Die Nachricht über die Entscheidung des Trainers der bundesdeutschen Fußballnationalmannschaft, den Bayern-München-Torwart Oliver Kahn für die Fußball-WM nicht als erste Wahl zu betrachten, schaffte es am 7. April auf Platz 1 in der "Tagesschau" der ARD. Erst auf Platz 2 folgte das Hochwasser der Elbe, das derzeit am Unterlauf des Flusses Rekordhöhen erreicht. Im niedersächsischen Hitzacker können die Leute schon mit dem Kahn um ihre putzigen alten Häuser fahren und fragen sich, warum bei ihnen ohne Vorwarnung das Wasser bis auf Hüfthöhe stieg. Weil in Sachsen und andernorts die Deiche gehalten haben, antwortet die FAZ. Die "Tagesschau" bietet für das Mirakel lieber gar keine Erklärung an. Und Angela Merkel schneidet den Weg zu unpassenden Nachfragen mit dem Versprechen "großzügiger Hilfe" ab.
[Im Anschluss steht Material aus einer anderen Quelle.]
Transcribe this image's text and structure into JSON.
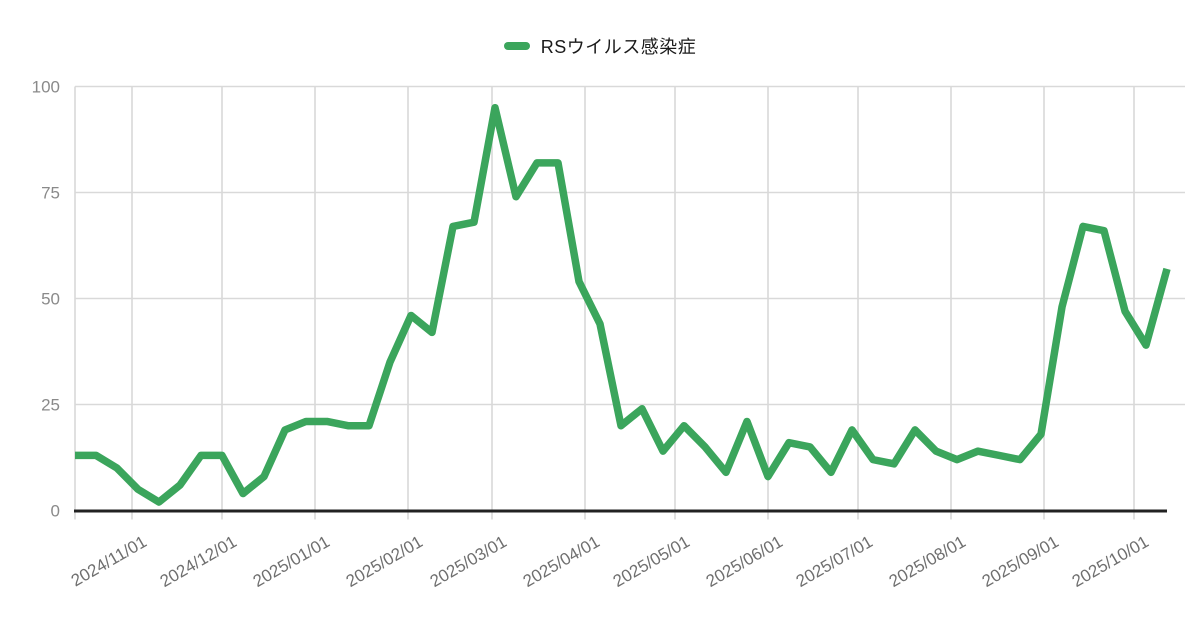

Aber wie kommt es, daß dem westelbischen Hitzacker so lange nichts passierte, wie flußaufwärts die SED auch über das - zugegeben vergleichsweise dreckigere - Wasser der Elbe regierte? Lag´s tatsächlich am Deichmangel im SED-Staat, oder haben die Kommunisten einfach nur Schwein mit dem Wetter gehabt? Vielleicht fragt ja mal eines der selbsternannten Qualitätsmedien nach, welcher Provinzfürst sich wann weigerte, rechtzeitig Überflutungsflächen freizugeben oder diese frühzeitig mit Häusern zubauen ließ. PS: Als Figur auf dem Fußballrasen symbolisiert der Torwart eigentlich die Menschwerdung des Affen, weil der Mann zwischen den Pfosten seine Hände zur Arbeit gebraucht. Die Aufregung um Oliver Kahn sollte auch aus diesem höheren Grunde unterbleiben.